- Gold futures hit $1,590.90 per ounce, their highest level since April 2, 2013, when they reached $1,604.30.
- Gold was also headed for its ninth straight day of gains.
- The precious metal has been on a tear over the past two sessions after President Trump authorized the assassination of Iran's top general, sparking a move out of riskier assets in favor of safe havens such as gold.
Gold surged Monday to its highest level in nearly seven years as investors fled riskier assets such as stocks amid rising tensions between Iran and the U.S.
Futures for February delivery settled up 1% at $1,568.80 per ounce and hit a high of $1,590.90 per ounce. That's the metal's highest level since April 2, 2013, when it traded at $1,604.30. Gold was also headed for its ninth straight day of gains.
"This is a bullish development, and while stretched, should lead to higher gold prices in the days/week ahead," said Mark Newton, managing member of Newton Advisors. He added that the precious metal could soon reach $1,650 to $1,700.
Gold prices have been on a tear over the past two sessions after President Donald Trump authorized the killing of Iran's top general, Qasem Soleimani, in Baghdad. On Friday, gold rallied 1.6%.
On Sunday, Iraq's parliament voted to expel foreign troops from the country, and Iran vowed to retaliate against the U.S. The Iranian regime also said Sunday it would not abide by the uranium-enrichment limits set by the 2015 nuclear deal.
Stock prices tumbled last week after Soleimani was killed. The S&P 500 and Dow Jones Industrial Average had their worst trading day in a month on Friday. The Dow added to those losses on Monday. The S&P 500 and the Nasdaq were marginally higher.
"The killing of Soleimani has heightened geopolitical risks as he was a well-known figure in Iran," wrote Keith Lerner, chief market strategist at SunTrust Private Wealth. "The Iranians may take time to calculate their next move; if they do decide to retaliate, risk assets could come under additional pressure."
Investors have turned to gold in part because the metal is seen as a hedge against market volatility and economic slowdowns, particularly if they are sparked by geopolitical tensions.

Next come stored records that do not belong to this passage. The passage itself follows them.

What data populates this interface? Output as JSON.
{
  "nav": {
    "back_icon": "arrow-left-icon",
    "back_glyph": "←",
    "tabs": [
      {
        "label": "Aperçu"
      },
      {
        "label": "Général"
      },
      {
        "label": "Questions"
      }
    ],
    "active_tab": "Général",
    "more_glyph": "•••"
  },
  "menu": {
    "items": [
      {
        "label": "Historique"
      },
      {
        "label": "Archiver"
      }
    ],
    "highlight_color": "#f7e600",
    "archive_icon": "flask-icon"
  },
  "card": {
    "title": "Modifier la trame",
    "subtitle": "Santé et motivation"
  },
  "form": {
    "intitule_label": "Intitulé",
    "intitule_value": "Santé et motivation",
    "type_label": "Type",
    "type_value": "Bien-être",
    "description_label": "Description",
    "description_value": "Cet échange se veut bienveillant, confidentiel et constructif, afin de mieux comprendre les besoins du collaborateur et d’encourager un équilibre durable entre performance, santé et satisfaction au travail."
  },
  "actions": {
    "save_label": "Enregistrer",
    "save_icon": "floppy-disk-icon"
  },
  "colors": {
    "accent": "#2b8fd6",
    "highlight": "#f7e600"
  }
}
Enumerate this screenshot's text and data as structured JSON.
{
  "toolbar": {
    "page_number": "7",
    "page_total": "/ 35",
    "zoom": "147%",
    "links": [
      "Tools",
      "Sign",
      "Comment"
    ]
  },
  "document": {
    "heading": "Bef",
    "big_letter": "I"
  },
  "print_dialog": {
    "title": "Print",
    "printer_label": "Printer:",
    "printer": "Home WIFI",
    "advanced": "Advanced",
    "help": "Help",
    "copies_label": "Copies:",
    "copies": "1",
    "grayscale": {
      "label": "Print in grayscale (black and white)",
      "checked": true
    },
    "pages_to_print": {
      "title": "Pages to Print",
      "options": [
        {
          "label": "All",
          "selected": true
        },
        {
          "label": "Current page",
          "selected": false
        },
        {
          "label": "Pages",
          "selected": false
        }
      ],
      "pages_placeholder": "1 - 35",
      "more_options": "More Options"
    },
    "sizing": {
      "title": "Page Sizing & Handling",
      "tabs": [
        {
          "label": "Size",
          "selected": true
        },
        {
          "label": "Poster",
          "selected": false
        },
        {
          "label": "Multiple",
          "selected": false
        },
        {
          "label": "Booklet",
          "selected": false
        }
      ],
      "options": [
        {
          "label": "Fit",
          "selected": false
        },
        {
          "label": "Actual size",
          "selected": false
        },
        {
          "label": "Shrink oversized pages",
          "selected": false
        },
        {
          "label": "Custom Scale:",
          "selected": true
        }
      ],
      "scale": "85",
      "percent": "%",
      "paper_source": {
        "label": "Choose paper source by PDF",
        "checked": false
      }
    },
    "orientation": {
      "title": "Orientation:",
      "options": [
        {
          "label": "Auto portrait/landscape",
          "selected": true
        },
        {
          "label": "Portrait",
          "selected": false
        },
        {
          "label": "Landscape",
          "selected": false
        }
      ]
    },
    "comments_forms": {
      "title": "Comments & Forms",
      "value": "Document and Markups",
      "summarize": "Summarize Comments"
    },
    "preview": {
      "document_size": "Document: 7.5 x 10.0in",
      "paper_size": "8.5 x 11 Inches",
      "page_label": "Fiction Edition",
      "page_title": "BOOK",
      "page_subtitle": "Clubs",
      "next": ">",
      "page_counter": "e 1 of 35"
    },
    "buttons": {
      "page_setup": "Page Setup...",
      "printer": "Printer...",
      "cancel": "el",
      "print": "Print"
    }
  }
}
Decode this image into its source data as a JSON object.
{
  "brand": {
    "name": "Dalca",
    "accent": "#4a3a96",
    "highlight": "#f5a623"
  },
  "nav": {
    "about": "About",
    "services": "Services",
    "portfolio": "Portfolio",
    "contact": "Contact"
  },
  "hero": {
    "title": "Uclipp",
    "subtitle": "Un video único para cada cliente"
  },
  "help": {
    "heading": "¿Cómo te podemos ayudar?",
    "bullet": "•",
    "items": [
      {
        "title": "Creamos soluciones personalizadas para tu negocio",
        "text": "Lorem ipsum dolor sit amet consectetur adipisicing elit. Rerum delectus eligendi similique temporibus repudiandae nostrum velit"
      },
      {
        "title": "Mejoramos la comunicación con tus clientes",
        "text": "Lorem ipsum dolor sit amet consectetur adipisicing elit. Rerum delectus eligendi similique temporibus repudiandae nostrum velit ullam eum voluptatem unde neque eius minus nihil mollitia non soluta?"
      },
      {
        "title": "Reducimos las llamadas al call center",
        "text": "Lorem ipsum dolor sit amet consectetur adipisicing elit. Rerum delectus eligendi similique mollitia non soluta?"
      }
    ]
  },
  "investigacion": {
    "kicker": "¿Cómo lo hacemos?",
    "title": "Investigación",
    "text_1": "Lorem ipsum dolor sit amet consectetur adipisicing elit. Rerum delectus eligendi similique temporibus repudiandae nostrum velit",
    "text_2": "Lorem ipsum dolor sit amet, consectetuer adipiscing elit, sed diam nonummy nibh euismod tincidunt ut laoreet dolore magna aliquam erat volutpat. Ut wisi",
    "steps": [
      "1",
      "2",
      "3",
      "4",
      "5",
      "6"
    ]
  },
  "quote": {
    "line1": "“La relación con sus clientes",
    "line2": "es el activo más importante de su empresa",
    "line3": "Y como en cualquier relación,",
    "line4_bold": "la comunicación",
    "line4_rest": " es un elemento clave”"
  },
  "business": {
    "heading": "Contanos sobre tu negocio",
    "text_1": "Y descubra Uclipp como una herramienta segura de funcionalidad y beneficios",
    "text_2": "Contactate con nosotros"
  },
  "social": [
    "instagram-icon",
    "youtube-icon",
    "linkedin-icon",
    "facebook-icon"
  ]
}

"We found that spikes in geopolitical tensions lead to higher gold prices when they are severe enough to cause currency debasement," Jeff Currie, head of commodities research at Goldman Sachs, said in a note. "This most often happens during wars or military escalations."
"Therefore, additional escalation in US-Iranian tensions could further boost gold prices," he said.
The tensions between Iran and the U.S. come at a time when the global economy is fragile. Last month, the U.S. registered its biggest contraction in manufacturing activity since June 2009.
Gold is also used as a hedge against inflation, which could rise if oil prices keep spiking. Crude prices jumped more than 3% on Friday amid worries that the U.S.-Iran conflict could disrupt the global oil supply. On Monday, oil briefly rose more than 1% before erasing those gains.
U.S. inflation has remained stagnant over the past year, leading the Federal Reserve to cut interest rates three times in 2019. The personal consumption expenditures price index, the Fed's preferred measure of inflation, rose just 1.6% in November. That's well below the Fed's preferred inflation target of 2%.